Des tribunes, le juste tarif du match de samedi, c'était 3-0 avec des Haut-Garonnais deux étages au-dessus. Mais un joueur ne pense jamais comme cela. Ni à Nîmes, ni ailleurs : pour ceux qui font vivre le jeu, tout ce qui survient arrive par sa faute. Personne n'est plus fort, personne n'est moins fort, rien n'est écrit : tout se joue sur une trame de 90 minutes. Guillaume (23 ans) est un joueur éternellement à la relance, 2 buts en 27 matchs avec le RC Lens lors de sa saison la plus prolifique (!) en Ligue 1. Pour l'heure, c'est aussi un footballeur à étages et on n'a vu que le premier samedi : «Dans mon cas, l'important était de montrer un bon état d'esprit, parce que c'est quelque chose qui m'a beaucoup été reproché par le passé. Contre Toulouse, je pense avoir beaucoup couru et défendu, je me suis donné à l'équipe. Puisque je joue attaquant, je sais très bien que l'on attend de moi que je marque. Ça viendra. Mais je dois faire les choses dans l'ordre.»
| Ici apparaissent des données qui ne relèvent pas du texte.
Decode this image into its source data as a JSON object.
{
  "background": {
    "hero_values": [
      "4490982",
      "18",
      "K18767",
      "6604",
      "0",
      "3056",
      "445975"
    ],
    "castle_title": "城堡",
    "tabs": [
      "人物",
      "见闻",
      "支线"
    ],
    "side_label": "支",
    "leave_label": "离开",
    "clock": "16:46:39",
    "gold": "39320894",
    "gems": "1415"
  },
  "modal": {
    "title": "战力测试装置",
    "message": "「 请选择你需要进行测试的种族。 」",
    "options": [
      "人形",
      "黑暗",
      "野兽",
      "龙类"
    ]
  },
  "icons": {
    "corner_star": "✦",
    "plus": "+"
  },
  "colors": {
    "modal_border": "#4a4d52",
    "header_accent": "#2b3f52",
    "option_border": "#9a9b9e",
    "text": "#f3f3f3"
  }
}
Du foot d'en bas, où le petit avance avec ses faiblesses, mais il avance aussi. Ou il pense avancer. Ou il pense qu'il pourra avancer, plus tard. A trente mètres, deux couloirs et trois portes de là, le coach toulousain, Alain Casanova, s'exprime au même moment devant les micros : discours convenu qui ne dit pas sa conversion depuis trois ans à la méthode dite de «périodisation tactique», une façon d'entraîner qui implique - pour le dire grossièrement - de travailler toutes les composantes du football (physique, tactique, visualisation, technique, résistance aux chocs…) au même moment, en travaillant par exemple l'endurance avec le ballon dans les pieds et des adversaires pour vous charger. Une démarche qui sent à plein nez l'école portugaise et ses entraîneurs formés dans les universités ; un Leonardo Jardim raccrochant même l'approche systémique d'Edgar Morin au jeu de football. L'entraîneur nîmois Bernard Blaquart était passé un petit quart d'heure avant son collègue toulousain. Et on a vu un prof de gym. Qui n'aime pas les questions : chez Blaquart, l'exercice médiatique se situe entre la contrainte et la méfiance, plus près de la méfiance d'ailleurs. Son frère François, directeur technique national du foot français entre 2010 et 2017, a mangé chaud en 2011, lors de l'affaire dite des quotas : une réunion dans les murs de la Fédération française où il fut envisagé de limiter le nombre de joueurs formés dans l'Hexagone susceptibles de défendre une sélection étrangère (un grand-parent suffit) dans le futur, ce qui serait revenu à bordurer des gamins issus de l'immigration. «[François] en a entendu de bonnes, a un jour expliqué le coach gardois dans France Football. C'est vrai que ça ne donne pas envie [de s'ouvrir aux journalistes].»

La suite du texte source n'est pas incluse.